1- Öykü yazmaya ne zaman, nasıl başladınız?
Son çeyrek yüzyıldır öykü yazıyorum diyebilirim. Önce kalemle, son on yıldır da silgiyle.
2- Öykü türünü seçmede özel bir nedeniniz var mı? Öykü yazmanın kolay olduğunu düşünüyor musunuz?
Öykü yazmanın kolay olduğunu düşünmüyorum, öncesi ve sonrası olmayan çok dar bir alanda sarkıtmadan meramınızı anlatmanız gerekiyor.
3- İlk öykünüzün yayımlanma macerasını anlatır mısınız? Yayımlandığını gördüğünüzde neler hissetmiştiniz?
2009 yılında Ümit Kaftancıoğlu Öykü Ödülleri’nde mansiyon ödülü almış ve karma kitapta Bürokrasi adlı öyküm yer almıştı. 2011 yılında Lacivert adlı edebiyat dergisinde Mezarlık Hikâyeleri adlı öyküm yayımlanmıştı. Yarışmalar ve dergilerde kabul görmek beni heyecanlandırmış, doğru yolda olduğumu hissettirmişti.
4- Öykülerinizden dosya oluşturma fikri nasıl oluştu? Dosyanızı oluştururken nelere dikkat ettiniz? Belirli bir tema üstünden mi ilerlediniz yoksa farklı temaların oluşturduğu bir bütünü mü tercih ettiniz?
Öykülerim çeşitli yarışmalarda ödüller alıp Varlık ve YKY Kitap-lık gibi eski ve önemli dergilerde yayımlanmaya başlayınca, 2013 yılında dosya oluşturmaya başlayıp birkaç yayınevine başvuruda bulundum. Tematik bir bütünlüğe sahip değildi ilk öykü dosyam.
5- Kitap yayımlamak oldukça meşakkatli bir iş. Dosyanız okunmayabilir, okunsa bile uzun süre bekletilebilir, bekletilse bile birçok etmenden dolayı yayımlanamayabilir. Bütün bu durumlar gözünüzü korkuttu mu?
İlk başta süreçlere çok hâkim değildim, gözüm korkmamıştı ama sonraları hem yakın arkadaşlarımdan hem de kendi deneyimlerimden yola çıkarak şunları ekleyebilirim; çoğu yayınevi dosyanızı aldık diye geri bildirim vermez (otomatik yanıt dahil).

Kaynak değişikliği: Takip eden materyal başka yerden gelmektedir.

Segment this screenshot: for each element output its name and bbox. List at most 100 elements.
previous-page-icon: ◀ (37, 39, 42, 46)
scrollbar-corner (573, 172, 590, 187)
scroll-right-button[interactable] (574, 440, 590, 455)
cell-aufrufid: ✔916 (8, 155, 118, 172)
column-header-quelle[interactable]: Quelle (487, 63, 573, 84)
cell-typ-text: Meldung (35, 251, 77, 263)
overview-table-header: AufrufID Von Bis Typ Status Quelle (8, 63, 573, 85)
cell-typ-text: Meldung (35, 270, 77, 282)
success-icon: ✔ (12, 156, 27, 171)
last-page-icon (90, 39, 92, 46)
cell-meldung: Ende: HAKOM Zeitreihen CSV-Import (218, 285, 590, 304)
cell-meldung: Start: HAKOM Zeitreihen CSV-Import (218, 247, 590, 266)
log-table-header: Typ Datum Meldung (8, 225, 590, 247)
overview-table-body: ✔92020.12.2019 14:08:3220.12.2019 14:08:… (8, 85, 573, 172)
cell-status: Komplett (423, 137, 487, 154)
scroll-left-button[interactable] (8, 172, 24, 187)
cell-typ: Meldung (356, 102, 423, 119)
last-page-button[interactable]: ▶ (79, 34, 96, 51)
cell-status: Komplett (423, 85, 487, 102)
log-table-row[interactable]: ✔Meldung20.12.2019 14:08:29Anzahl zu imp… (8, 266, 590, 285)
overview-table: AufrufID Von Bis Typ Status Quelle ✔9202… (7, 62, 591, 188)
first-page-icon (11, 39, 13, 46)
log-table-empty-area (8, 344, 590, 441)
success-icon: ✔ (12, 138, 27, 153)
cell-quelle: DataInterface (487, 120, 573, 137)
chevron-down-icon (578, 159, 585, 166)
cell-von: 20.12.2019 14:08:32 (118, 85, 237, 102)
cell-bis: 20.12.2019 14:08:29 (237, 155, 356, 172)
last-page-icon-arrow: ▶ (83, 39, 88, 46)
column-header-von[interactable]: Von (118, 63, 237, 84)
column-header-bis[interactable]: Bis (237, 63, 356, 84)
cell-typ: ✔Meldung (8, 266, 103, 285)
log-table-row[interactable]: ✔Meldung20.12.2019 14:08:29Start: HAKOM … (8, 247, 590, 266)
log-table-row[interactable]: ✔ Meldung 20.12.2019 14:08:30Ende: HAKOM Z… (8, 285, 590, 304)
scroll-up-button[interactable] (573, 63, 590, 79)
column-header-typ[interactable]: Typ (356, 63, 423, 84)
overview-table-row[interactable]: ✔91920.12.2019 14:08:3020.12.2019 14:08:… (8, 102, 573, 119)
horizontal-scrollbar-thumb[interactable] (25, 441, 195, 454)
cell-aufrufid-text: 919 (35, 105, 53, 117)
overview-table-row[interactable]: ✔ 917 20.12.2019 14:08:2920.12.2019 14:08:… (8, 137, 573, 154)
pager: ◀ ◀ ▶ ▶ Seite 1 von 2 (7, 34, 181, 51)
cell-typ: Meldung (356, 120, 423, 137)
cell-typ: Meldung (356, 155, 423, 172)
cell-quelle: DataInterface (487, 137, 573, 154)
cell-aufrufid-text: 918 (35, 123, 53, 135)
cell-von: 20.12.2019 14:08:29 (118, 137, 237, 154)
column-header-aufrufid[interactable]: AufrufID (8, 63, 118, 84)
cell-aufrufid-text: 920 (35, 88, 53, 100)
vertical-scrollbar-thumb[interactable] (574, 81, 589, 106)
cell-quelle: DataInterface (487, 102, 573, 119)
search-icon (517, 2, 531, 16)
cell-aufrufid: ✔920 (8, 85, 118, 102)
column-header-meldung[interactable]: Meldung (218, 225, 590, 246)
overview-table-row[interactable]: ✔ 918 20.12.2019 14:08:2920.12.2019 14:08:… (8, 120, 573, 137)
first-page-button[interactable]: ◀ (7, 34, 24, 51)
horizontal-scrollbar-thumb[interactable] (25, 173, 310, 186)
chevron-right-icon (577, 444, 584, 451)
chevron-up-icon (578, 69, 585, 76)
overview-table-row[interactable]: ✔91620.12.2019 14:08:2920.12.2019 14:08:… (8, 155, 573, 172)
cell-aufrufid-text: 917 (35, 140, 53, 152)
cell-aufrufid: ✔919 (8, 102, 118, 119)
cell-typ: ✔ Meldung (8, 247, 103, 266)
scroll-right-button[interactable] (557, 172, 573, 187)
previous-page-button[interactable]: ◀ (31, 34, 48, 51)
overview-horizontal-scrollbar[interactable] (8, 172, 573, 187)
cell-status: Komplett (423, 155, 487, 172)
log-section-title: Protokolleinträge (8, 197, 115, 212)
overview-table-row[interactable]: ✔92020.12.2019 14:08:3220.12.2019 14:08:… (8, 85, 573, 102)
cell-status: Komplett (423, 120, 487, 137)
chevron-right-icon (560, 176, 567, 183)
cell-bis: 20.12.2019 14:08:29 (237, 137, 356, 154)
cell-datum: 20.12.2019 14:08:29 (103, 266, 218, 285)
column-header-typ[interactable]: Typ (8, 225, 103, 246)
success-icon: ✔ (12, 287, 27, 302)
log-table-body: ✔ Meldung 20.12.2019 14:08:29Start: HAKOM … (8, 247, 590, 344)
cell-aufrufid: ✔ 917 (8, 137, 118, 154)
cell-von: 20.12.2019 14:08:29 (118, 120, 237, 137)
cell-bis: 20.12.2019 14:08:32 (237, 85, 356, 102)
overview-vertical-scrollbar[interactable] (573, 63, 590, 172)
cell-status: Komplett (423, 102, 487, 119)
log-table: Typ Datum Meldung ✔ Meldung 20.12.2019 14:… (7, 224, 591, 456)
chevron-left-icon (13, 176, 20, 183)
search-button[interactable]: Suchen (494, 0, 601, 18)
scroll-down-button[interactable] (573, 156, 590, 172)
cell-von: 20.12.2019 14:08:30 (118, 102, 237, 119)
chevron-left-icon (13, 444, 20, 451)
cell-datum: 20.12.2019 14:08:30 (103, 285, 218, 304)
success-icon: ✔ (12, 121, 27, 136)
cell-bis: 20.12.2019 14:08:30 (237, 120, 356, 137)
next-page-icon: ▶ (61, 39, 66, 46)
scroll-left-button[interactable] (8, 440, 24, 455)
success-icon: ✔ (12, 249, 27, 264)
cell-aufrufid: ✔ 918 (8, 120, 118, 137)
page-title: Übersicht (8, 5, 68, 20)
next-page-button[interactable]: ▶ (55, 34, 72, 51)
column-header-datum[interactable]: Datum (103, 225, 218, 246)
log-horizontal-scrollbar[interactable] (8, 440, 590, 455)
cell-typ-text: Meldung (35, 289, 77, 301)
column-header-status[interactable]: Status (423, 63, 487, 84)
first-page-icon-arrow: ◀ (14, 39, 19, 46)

Dilek kuyusuna taş atıp dileğinizin olmasını beklersiniz. Dosyanızla ilgili 3-6 ay içerisinde dönüş yapılacaktır yazısı bazılarının web sitelerinde vardır. Ve genellikle ret yanıtını da vermezler. Bunları görüp yaşadıktan sonra bir Budist rahibin dinginliğine ulaştım.
6- Çok fazla yayınevi var. Yayınevini belirlerken nelere dikkat ettiniz? Hedefinizde bir yayınevi var mıydı?
Birkaç yayınevi vardı, uzun bir süre bekledikten sonra olumlu dönüşler oldu ama yayınlanma tarihleri sürekli ötelendi maalesef. Daha çok öykü kitabı yayımlayan yayınevlerini odağa aldım. Şu anki yayınevimden de son derece memnunum.
7- Öykü yazmaya yeni başlayanlar için önerileriniz nelerdir? Yola çıkmadan önce çantalarına neler koymalarını isterdiniz?
Anksiyeteniz varsa, çabuk hayal kırıklığına uğrayıp kısa sürede pes ediyorsanız, bu kulvara ayak basmadan önce bir kez daha düşünün derim. Çağdaşlarını ve klasikleri mümkün olduğunca okumalarını salık veririm. Çöp kutusu ile yakın arkadaş olsunlar, öykü gerçekten kalemden çok silgi ile yazılıyor. Bir de benim gibi akıl verip duranları yarım kulak dinlesinler, herkes kendi yolunu, patikasını kendi yaratıyor.